Ces boissons, vendues à des prix dérisoires — 200, 500 ou 1 000 francs congolais la mesurette — sont facilement accessibles. Une seule dose suffit souvent à provoquer l’ivresse, favorisant une consommation répétée et une dépendance rapide.

Les jeunes les plus exposés sont :

  • les chômeurs ou sous-employés ;
  • les travailleurs manuels soumis à une forte pénibilité physique ;
  • des jeunes en rupture de parcours scolaire ou professionnel.

Cette dépendance se traduit par une perte de productivité, des conflits familiaux, une précarisation accrue et une difficulté croissante à gérer des activités pourtant vitales pour l’économie locale : petit commerce, entrepreneuriat informel, élevage et agriculture urbaine.

L’alerte morale et spirituelle de l’Église

Face à cette situation, le Diocèse de Butembo-Beni a récemment haussé le ton. L’évêque a appelé publiquement les jeunes à abandonner ces alcools fortement dosés, allant jusqu’à déclarer que les personnes décédées des suites de la consommation de ces boissons ne bénéficieraient pas d’un accompagnement spirituel complet (messe de funérailles).

Dans une région fortement chrétienne, cette prise de position est lourde de sens. L’Église catholique, majoritaire, autorise la consommation d’alcool mais condamne l’ivresse, rappelant le principe de modération.
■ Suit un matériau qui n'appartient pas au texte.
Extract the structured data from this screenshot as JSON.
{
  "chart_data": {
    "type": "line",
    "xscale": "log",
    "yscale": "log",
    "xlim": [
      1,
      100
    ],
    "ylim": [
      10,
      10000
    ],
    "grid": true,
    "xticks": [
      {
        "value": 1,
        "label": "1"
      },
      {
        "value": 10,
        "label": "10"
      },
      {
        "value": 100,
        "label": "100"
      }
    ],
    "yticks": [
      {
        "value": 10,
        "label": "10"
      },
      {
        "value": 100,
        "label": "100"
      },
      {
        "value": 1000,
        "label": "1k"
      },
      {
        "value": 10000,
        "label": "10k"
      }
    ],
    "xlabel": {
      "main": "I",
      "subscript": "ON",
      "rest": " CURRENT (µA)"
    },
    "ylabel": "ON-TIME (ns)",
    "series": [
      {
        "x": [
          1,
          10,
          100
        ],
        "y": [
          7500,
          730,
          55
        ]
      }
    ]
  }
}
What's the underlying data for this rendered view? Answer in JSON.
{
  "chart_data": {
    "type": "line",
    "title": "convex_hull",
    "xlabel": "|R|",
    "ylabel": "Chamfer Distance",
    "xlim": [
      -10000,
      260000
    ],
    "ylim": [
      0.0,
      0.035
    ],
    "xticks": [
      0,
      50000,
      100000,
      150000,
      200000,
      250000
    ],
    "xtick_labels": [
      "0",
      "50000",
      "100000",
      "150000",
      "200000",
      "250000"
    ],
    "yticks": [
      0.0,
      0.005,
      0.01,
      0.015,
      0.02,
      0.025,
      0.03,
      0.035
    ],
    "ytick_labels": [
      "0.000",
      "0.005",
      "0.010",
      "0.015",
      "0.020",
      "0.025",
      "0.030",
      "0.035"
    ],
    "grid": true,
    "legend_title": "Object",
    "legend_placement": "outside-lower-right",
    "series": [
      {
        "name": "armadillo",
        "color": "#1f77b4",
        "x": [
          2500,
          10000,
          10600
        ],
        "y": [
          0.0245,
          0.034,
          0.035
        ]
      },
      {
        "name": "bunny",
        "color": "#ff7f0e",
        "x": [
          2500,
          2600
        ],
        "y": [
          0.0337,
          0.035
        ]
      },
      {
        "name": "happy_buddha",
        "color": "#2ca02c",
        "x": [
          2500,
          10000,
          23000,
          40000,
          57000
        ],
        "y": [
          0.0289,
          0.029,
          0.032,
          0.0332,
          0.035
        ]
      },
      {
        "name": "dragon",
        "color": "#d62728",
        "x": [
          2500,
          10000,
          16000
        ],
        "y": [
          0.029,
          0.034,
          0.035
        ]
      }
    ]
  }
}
Les Églises protestantes, très présentes dans le Nord-Kivu, interdisent quant à elles toute consommation d’alcool. Dans les faits, certains fidèles consomment en cachette, mais les effets visibles de l’alcool fort — troubles du comportement, dégradation cognitive — en font rapidement des sujets de scandale social.

Une jeunesse dynamique, mais fragilisée

Le paradoxe est frappant : Butembo et Beni ne disposent pas de grandes entreprises capables d’absorber massivement la main-d’œuvre jeune. Pourtant, la jeunesse y est entreprenante, résiliente et créative, misant sur l’auto-emploi, le commerce transfrontalier, l’élevage et l’agriculture. L’alcoolisation excessive apparaît ainsi comme un facteur de désagrégation silencieuse de ce potentiel humain.

Sobriété mondiale, urgence locale

Alors que, dans les pays du Nord, l’industrie de l’alcool tente désormais de monétiser la sobriété à travers les bières 0 % et les spiritueux sans alcool, le contexte congolais appelle d’autres priorités :

  • régulation stricte des alcools artisanaux fortement dosés ;
  • politiques de prévention ciblées sur les jeunes ;
  • création d’opportunités économiques locales ;
  • implication coordonnée des autorités, des Églises et de la société civile.

La crise mondiale de l’alcool révèle une recomposition profonde du secteur. En RDC, elle met surtout en lumière une urgence sociale et sanitaire : protéger une jeunesse nombreuse, dynamique, mais aujourd’hui fragilisée par l’accessibilité d’alcools destructeurs à bas prix.